There are two main reasons: rounding and suppression. The Census Bureau rounds published values, and it may suppress very small cells to protect privacy. For 2020, the Bureau also published raw group counts rather than direct percentages, so Name Census converts those counts back into shares for comparability across census years.
An Anglo-Saxon surname derived from Old English words meaning "line" and "bach" (ridge or slope). The fuller origin note on this page goes into more detail.
All surname statistics on Name Census are drawn from the US Census Bureau's decennial surname frequency tables. These files list every surname that appeared 100 or more times in the 2020 Census, along with a count, a per-100,000 rate, and a self-reported demographic breakdown. You can read the full explanation on our methodology page.
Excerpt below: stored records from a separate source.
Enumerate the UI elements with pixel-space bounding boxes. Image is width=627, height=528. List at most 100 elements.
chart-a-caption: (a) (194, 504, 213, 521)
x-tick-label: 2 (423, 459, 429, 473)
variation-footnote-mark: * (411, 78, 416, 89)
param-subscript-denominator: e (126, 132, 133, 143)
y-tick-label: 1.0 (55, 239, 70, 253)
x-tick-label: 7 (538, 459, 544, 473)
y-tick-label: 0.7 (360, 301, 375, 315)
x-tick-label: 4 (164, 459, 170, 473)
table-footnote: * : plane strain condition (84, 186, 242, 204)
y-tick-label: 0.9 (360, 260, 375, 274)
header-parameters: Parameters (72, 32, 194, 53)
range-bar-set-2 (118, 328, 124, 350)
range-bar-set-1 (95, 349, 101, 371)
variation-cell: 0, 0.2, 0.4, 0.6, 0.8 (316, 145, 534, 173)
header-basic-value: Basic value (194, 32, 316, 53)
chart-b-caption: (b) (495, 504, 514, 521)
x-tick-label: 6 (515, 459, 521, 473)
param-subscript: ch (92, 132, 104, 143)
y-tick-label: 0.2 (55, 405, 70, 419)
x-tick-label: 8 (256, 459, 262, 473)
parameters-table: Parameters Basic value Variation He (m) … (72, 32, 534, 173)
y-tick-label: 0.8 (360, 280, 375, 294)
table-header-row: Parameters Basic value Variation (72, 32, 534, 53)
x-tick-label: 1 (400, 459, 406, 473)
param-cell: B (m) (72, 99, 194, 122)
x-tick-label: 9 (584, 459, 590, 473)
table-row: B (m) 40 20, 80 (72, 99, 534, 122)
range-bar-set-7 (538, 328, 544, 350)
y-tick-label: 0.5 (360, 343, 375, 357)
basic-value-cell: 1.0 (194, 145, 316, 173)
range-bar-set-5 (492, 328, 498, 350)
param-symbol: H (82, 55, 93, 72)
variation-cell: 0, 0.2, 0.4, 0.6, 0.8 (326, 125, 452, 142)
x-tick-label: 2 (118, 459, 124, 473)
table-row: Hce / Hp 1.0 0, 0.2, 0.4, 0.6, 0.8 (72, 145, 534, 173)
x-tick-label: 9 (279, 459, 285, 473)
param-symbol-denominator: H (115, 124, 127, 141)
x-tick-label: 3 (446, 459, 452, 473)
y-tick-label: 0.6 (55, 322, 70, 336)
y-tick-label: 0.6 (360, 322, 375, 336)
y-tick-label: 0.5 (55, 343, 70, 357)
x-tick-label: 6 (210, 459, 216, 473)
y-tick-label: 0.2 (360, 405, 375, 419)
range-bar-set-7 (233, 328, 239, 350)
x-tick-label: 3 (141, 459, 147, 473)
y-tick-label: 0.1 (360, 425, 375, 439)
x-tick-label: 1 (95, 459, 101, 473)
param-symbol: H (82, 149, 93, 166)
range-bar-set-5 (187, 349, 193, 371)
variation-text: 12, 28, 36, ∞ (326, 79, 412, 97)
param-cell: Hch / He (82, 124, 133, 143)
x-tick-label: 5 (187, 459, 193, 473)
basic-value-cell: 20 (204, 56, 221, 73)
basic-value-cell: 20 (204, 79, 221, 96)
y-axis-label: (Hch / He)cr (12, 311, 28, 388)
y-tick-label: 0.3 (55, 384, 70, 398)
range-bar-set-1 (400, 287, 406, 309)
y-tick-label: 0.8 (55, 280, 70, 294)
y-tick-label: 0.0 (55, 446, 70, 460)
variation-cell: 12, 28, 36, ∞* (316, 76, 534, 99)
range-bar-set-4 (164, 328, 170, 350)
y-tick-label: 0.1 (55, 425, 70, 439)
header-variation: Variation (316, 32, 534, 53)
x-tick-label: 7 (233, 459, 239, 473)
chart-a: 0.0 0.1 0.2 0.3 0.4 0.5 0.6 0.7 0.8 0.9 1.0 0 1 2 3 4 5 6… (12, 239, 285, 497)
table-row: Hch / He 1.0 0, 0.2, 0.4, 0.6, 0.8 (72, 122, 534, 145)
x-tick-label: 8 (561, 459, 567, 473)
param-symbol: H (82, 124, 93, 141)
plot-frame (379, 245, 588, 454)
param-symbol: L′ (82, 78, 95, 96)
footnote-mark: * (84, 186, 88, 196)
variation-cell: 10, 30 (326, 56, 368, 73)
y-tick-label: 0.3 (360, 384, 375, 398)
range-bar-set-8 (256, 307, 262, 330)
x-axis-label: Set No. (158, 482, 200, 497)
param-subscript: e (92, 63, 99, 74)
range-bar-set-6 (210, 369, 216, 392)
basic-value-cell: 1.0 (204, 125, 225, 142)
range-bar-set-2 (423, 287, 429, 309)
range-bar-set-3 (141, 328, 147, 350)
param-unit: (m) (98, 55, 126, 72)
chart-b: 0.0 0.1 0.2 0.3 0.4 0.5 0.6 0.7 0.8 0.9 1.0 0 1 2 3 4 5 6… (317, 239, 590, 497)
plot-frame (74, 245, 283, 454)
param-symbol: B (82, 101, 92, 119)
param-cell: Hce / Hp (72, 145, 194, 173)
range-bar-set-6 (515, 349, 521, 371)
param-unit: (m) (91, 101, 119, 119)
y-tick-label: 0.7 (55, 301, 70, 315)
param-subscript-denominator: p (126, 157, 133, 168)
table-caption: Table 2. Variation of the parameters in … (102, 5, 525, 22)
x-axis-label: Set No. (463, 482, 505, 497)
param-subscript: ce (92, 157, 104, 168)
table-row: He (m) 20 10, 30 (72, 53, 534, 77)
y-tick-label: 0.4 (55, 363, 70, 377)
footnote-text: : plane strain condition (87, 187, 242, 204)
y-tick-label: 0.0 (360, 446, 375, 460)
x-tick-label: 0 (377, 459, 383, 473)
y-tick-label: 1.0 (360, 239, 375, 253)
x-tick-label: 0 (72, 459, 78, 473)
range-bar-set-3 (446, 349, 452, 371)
For surnames, Name Census does not age cohorts the way it does for first names. Instead, it takes the Census Bureau's published frequency for Linebaugh (0.37 per 100,000) and applies that rate to the current U.S. resident population to estimate how many living Americans have the surname today.
Our sister site HowManyOfMe.org answers how many people are called Linebaugh at a glance, with the living-bearer count up front.